Der Antrag war daher abzulehnen.
2.2 Der Antrag auf Aufhebung der Vollziehung des Bescheids vom 18. Dezember 2019 (soweit die im Neubau gehaltene Haltungseinheit Katzen mit dem hier gehaltenen Bestand betroffen ist) ebenfalls schon mangels Antragsbefugnis unzulässig. Adressatin der betreffenden Anordnung ist Frau A. F., nicht der Antragsteller. Eine dingliche Wirkung auf den Antragsteller und damit dessen unmittelbare rechtliche Betroffenheit sind nicht ersichtlich. Im Übrigen müsste eine Entscheidung über eine Duldung der Fortnahme und Unterbringung der streitgegenständlichen Tiere gegenüber dem Antragsteller und Frau A. F. als Anordnungsadressatin nicht zwingend einheitlich ergehen (vgl. OVG Bremen, B.v. 29.10.2018 – 1 B 230/18 – juris).

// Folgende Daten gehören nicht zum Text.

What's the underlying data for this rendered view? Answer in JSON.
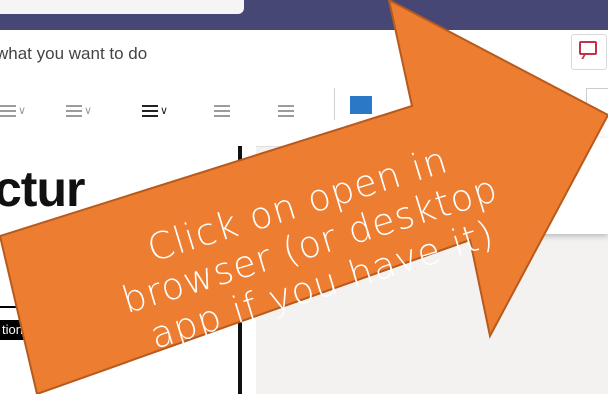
{
  "ribbon": {
    "tell_me": "what you want to do"
  },
  "document": {
    "heading_fragment": "ctur",
    "label_fragment": "tion"
  },
  "callout": {
    "line1": "Click on open in",
    "line2": "browser (or desktop",
    "line3": "app if you have it)",
    "color": "#ED7D31"
  },
  "icons": [
    "comment-icon",
    "bullets-icon",
    "numbering-icon",
    "align-icon",
    "decrease-indent-icon",
    "increase-indent-icon"
  ]
}
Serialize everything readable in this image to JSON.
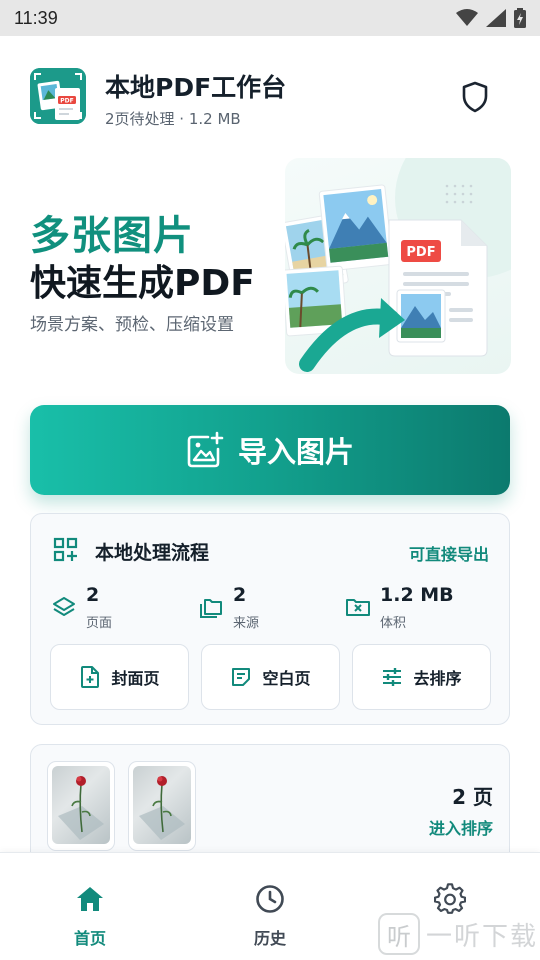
{
  "status_bar": {
    "time": "11:39"
  },
  "header": {
    "title": "本地PDF工作台",
    "subtitle": "2页待处理 · 1.2 MB",
    "logo_badge": "PDF"
  },
  "hero": {
    "heading_1": "多张图片",
    "heading_2": "快速生成PDF",
    "description": "场景方案、预检、压缩设置",
    "illustration_badge": "PDF"
  },
  "import_button": {
    "label": "导入图片"
  },
  "flow_card": {
    "title": "本地处理流程",
    "link": "可直接导出",
    "stats": [
      {
        "value": "2",
        "label": "页面",
        "icon": "layers-icon"
      },
      {
        "value": "2",
        "label": "来源",
        "icon": "folders-icon"
      },
      {
        "value": "1.2 MB",
        "label": "体积",
        "icon": "compress-folder-icon"
      }
    ],
    "actions": [
      {
        "label": "封面页",
        "icon": "add-file-icon"
      },
      {
        "label": "空白页",
        "icon": "blank-page-icon"
      },
      {
        "label": "去排序",
        "icon": "sliders-icon"
      }
    ]
  },
  "pages_card": {
    "count": "2 页",
    "link": "进入排序"
  },
  "bottom_nav": {
    "items": [
      {
        "label": "首页",
        "icon": "home-icon"
      },
      {
        "label": "历史",
        "icon": "clock-icon"
      },
      {
        "label": "",
        "icon": "gear-icon"
      }
    ]
  },
  "watermark": {
    "mark": "听",
    "text": "一听下载"
  },
  "colors": {
    "accent": "#12a08d",
    "accent_dark": "#0c7a6e",
    "text": "#15202b",
    "muted": "#5c6672"
  }
}
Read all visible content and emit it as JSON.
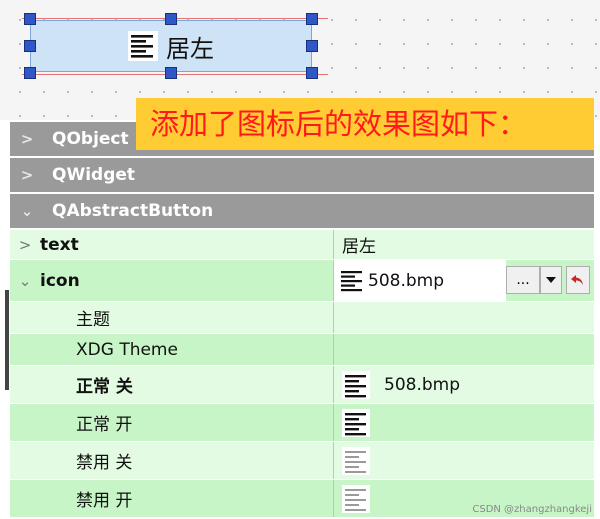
{
  "preview": {
    "label": "居左",
    "icon": "align-left-icon"
  },
  "annotation": {
    "text": "添加了图标后的效果图如下："
  },
  "groups": [
    {
      "name": "QObject",
      "chevron": ">"
    },
    {
      "name": "QWidget",
      "chevron": ">"
    },
    {
      "name": "QAbstractButton",
      "chevron": "⌄"
    }
  ],
  "properties": {
    "text": {
      "name": "text",
      "value": "居左",
      "chevron": ">"
    },
    "icon": {
      "name": "icon",
      "value": "508.bmp",
      "chevron": "⌄",
      "browse_label": "...",
      "dropdown_icon": "chevron-down-icon",
      "reset_icon": "reset-arrow-icon"
    },
    "theme": {
      "name": "主题",
      "value": ""
    },
    "xdg_theme": {
      "name": "XDG Theme",
      "value": ""
    },
    "normal_off": {
      "name": "正常 关",
      "value": "508.bmp"
    },
    "normal_on": {
      "name": "正常 开",
      "value": ""
    },
    "disabled_off": {
      "name": "禁用 关",
      "value": ""
    },
    "disabled_on": {
      "name": "禁用 开",
      "value": ""
    }
  },
  "colors": {
    "group_bg": "#9a9a9a",
    "row_light": "#e2fbe2",
    "row_dark": "#c8f5c8",
    "annotation_bg": "#ffcc33",
    "annotation_text": "#ff1a1a",
    "handle": "#2f57c8"
  },
  "watermark": "CSDN @zhangzhangkeji"
}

Der Antrag war daher abzulehnen.
3. Der Antrag war daher mit der Kostenfolge des § 154 Abs. 1 VwGO abzulehnen. Die Beigeladenen haben ihre außergerichtlichen Kosten mangels Antragsstellung gemäß § 154 Abs. 3 VwGO und § 162 Abs. 3 VwGO selbst zu tragen.
4. Die Streitwertfestsetzung richtet sich nach § 52 Abs. 1, § 53 Abs. 2 Nr. 1, § 63 Abs. 2 GKG. Abgesehen davon, dass dem Gericht Angaben zum gegenwärtigen Wert der streitgegenständlichen Tiere nicht vorliegen, geht es dem Antragsteller offensichtlich nicht allein um das wirtschaftliche Interesse, sondern auch um ein darüber hinausgehendes ideelles Interesse an den Tieren. Des Weiteren sieht das Gericht die einzelnen angegriffenen Maßnahmen als eine Einheit an, die sich nicht streitwerterhöhend auswirken. Mangels gegenteiliger Anhaltspunkte geht das Gericht daher für das streitgegenständliche Begehren vom Auffangwert von 5.000,00 EUR aus, der nach Nr. 1.5 des Streitwertkatalogs im Verfahren des vorläufigen Rechtsschutzes üblicherweise zu halbieren ist, so dass im gegenständlichen Verfahren ein Streitwert von 2.500,00 EUR festzusetzen war.